2020 has been a big year. From the viral pandemic, to the economic shutdown and resultant armed protests, to an uptick in racial violence and the resultant protests and then the resultant severe government response, to increases in drug overdose deaths.
It can feel impossibly overwhelming to try to keep track of every change or significant event that’s taken place this year. But if you’re an addiction treatment patient, particularly if you are utilizing medications for opioid use disorder, there has been one quiet set of changes that you should definitely be aware of.
When the Coronavirus Aid, Relief, and Economic Security Act passed (CARES Act) in March, it included changes to 42 CFR Part 2 of the Social Security Act, the part that covers privacy protections for substance use disorder patients. Passed as a rider to the CARES Act titled the Protecting Jessica Grubb’s Legacy Act, the changes move SUD patient privacy closer to general HIPAA regulations by removing the consent requirements for information re-disclosure. Previously, patients had to consent each and every time their protected health records were shared or discussed with another provider. This meant that if a patient signed a consent for her buprenorphine prescriber to discuss her scripts with her psychiatrist, her psychiatrist would require a specific, explicit consent before discussing her buprenorphine information with, say, a primary care physician.
Now, once a patient signs consent, that information can be re-shared into perpetuity.

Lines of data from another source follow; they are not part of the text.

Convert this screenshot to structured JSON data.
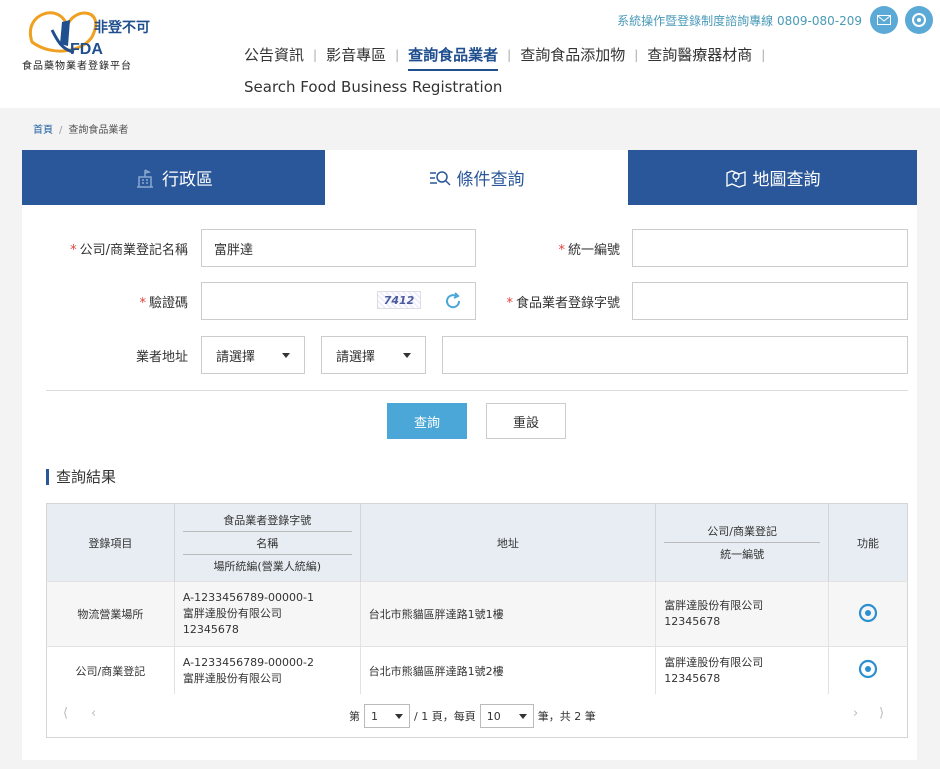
{
  "header": {
    "logo_caption": "食品藥物業者登錄平台",
    "logo_slogan": "非登不可",
    "logo_fda": "FDA",
    "hotline": "系統操作暨登錄制度諮詢專線 0809-080-209",
    "nav": [
      {
        "label": "公告資訊"
      },
      {
        "label": "影音專區"
      },
      {
        "label": "查詢食品業者"
      },
      {
        "label": "查詢食品添加物"
      },
      {
        "label": "查詢醫療器材商"
      }
    ],
    "nav_sub": "Search Food Business Registration"
  },
  "breadcrumb": {
    "home": "首頁",
    "current": "查詢食品業者"
  },
  "tabs": [
    {
      "label": "行政區",
      "icon": "building-icon"
    },
    {
      "label": "條件查詢",
      "icon": "search-list-icon"
    },
    {
      "label": "地圖查詢",
      "icon": "map-icon"
    }
  ],
  "form": {
    "company_label": "公司/商業登記名稱",
    "company_value": "富胖達",
    "tax_id_label": "統一編號",
    "captcha_label": "驗證碼",
    "captcha_code": "7412",
    "reg_no_label": "食品業者登錄字號",
    "address_label": "業者地址",
    "city_select": "請選擇",
    "district_select": "請選擇",
    "search_button": "查詢",
    "reset_button": "重設"
  },
  "results": {
    "title": "查詢結果",
    "headers": {
      "item": "登錄項目",
      "reg_no": "食品業者登錄字號",
      "name": "名稱",
      "site_id": "場所統編(營業人統編)",
      "address": "地址",
      "company_reg": "公司/商業登記",
      "company_taxid": "統一編號",
      "action": "功能"
    },
    "rows": [
      {
        "item": "物流營業場所",
        "reg_no": "A-1233456789-00000-1",
        "name": "富胖達股份有限公司",
        "site_id": "12345678",
        "address": "台北市熊貓區胖達路1號1樓",
        "company": "富胖達股份有限公司",
        "taxid": "12345678"
      },
      {
        "item": "公司/商業登記",
        "reg_no": "A-1233456789-00000-2",
        "name": "富胖達股份有限公司",
        "site_id": "",
        "address": "台北市熊貓區胖達路1號2樓",
        "company": "富胖達股份有限公司",
        "taxid": "12345678"
      }
    ],
    "pager": {
      "page_prefix": "第",
      "page": "1",
      "total_pages": "/ 1 頁，每頁",
      "per_page": "10",
      "suffix": "筆，共 2 筆",
      "first": "⟨",
      "prev": "‹",
      "next": "›",
      "last": "⟩"
    }
  },
  "colors": {
    "primary": "#2a5799",
    "accent": "#4ba7d8",
    "required": "#e0423d"
  }
}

It may sound like a relatively small change, but it essentially means that all SUD information can be shared without a patient’s knowledge. Many patients have to sign consent forms to their insurance provider, for example, or so that their methadone prescriber can communicate with their endocrinologist or anesthesiologist or any number of other providers. Now, that information can continue being shared for as vague a reason as “healthcare administration.”

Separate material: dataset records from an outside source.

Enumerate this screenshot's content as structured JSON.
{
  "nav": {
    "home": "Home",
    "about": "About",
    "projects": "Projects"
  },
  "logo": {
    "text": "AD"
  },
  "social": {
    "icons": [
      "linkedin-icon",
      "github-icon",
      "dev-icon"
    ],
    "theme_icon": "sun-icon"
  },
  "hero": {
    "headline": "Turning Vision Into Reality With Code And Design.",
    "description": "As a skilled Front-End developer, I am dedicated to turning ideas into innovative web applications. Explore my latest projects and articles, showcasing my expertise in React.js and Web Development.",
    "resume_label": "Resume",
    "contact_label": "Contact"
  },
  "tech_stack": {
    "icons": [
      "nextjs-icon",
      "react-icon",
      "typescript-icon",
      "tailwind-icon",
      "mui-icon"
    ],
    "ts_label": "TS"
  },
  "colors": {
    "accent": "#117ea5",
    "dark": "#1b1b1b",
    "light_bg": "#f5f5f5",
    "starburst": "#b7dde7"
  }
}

Some patients hear this and say, “well, hey, at least we have HIPAA.” But in fact, the Health Insurance Portability and Accountability Act (HIPAA) doesn’t really work the way people think it does. As explained to TalkPoverty by Danielle Tarrino, president and CEO of Young People In Recovery and a previous employee at the Department of Health and Human Services who, while there, drafted the 2017 revisions to 42 CFR Part 2, “HIPAA is not a [patient] privacy protection. It’s actually an authorization to share your info as broadly as a health care payor believes they need to share it, which I will tell you is very broad.”

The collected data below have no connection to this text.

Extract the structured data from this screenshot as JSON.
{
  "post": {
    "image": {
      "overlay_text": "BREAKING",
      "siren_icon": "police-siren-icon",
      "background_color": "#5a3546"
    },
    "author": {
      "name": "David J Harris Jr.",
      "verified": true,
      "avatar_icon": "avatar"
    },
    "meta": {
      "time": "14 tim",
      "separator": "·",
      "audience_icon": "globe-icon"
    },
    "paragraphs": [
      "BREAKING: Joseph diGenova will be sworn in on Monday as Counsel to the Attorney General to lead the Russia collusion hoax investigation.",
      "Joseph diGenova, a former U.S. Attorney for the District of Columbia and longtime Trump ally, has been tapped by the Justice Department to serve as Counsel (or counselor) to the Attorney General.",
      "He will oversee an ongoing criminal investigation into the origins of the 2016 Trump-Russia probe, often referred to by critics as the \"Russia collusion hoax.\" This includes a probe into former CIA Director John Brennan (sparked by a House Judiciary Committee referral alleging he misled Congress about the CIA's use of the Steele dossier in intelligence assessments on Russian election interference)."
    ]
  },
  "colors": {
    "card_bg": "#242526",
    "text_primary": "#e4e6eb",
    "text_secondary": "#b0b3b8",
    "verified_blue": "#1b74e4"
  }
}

Zac Talbott, president of the National Alliance for Medication Assisted Recovery (NAMA Recovery), said in the same article, “You’ll hear people say, ‘that violated HIPAA.’ Actually, it violates Part 2, and it’s now gone.”
In addition to this change, the Substance Abuse and Mental Health Services Administration (SAMHSA) also updated their rules under 42 CFR Part 2. This included permissions for opioid treatment providers to include patient records state prescription drug monitoring programs (PDMP). The PDMP exists to help regulate the prescribing of controlled substances like opioids. But many people feel it is a violation of their privacy and that it is used to engage in discrimination based on the substances a patient is prescribed. Law enforcement agencies have even sought and been granted access to PDMP databases, which becomes especially problematic when addiction patients are involved since addiction typically involves an illegal act under current U.S. law.
Prior to the SAMHSA update, which just took place in early July, opioid treatment providers were required to search for their patients in the PDMP to ensure they were not being prescribed any substances that could negatively interact with their methadone for example, but they could not add them to the database. Now these patients—who already face stigma in the form of criminalization, child removal, employment discrimination and more—are even more likely to face these consequences if their data is leaked through the PDMP or a records redisclosure.
Providers fear that patients will be less inclined to seek treatment knowing their information is not confidential.
“Why would I go to treatment if they are going to blab my business all over town? We have a conundrum: We want people to go to treatment, but we are going to discourage people from seeking treatment by telling them ‘your privacy is irrelevant,’” TalkPoverty quoted Westley Clark, Dean’s Executive Professor in the Department of Psychology at Santa Clara University and the former director of the Center for Substance Abuse Treatment (CSAT) within SAMHSA as saying.
If you are a patient and you are concerned about your privacy under the new rules under SAMHSA, patient advocacy groups like the National Alliance for Medication Assisted Recovery and others are continuing to lobby for better privacy protections. NAMA-R is accepting members and has local chapters in every state. You can also check with the Urban Survivor’s Union, and your local harm reduction agencies and ask about more ways to get involved in patient advocacy.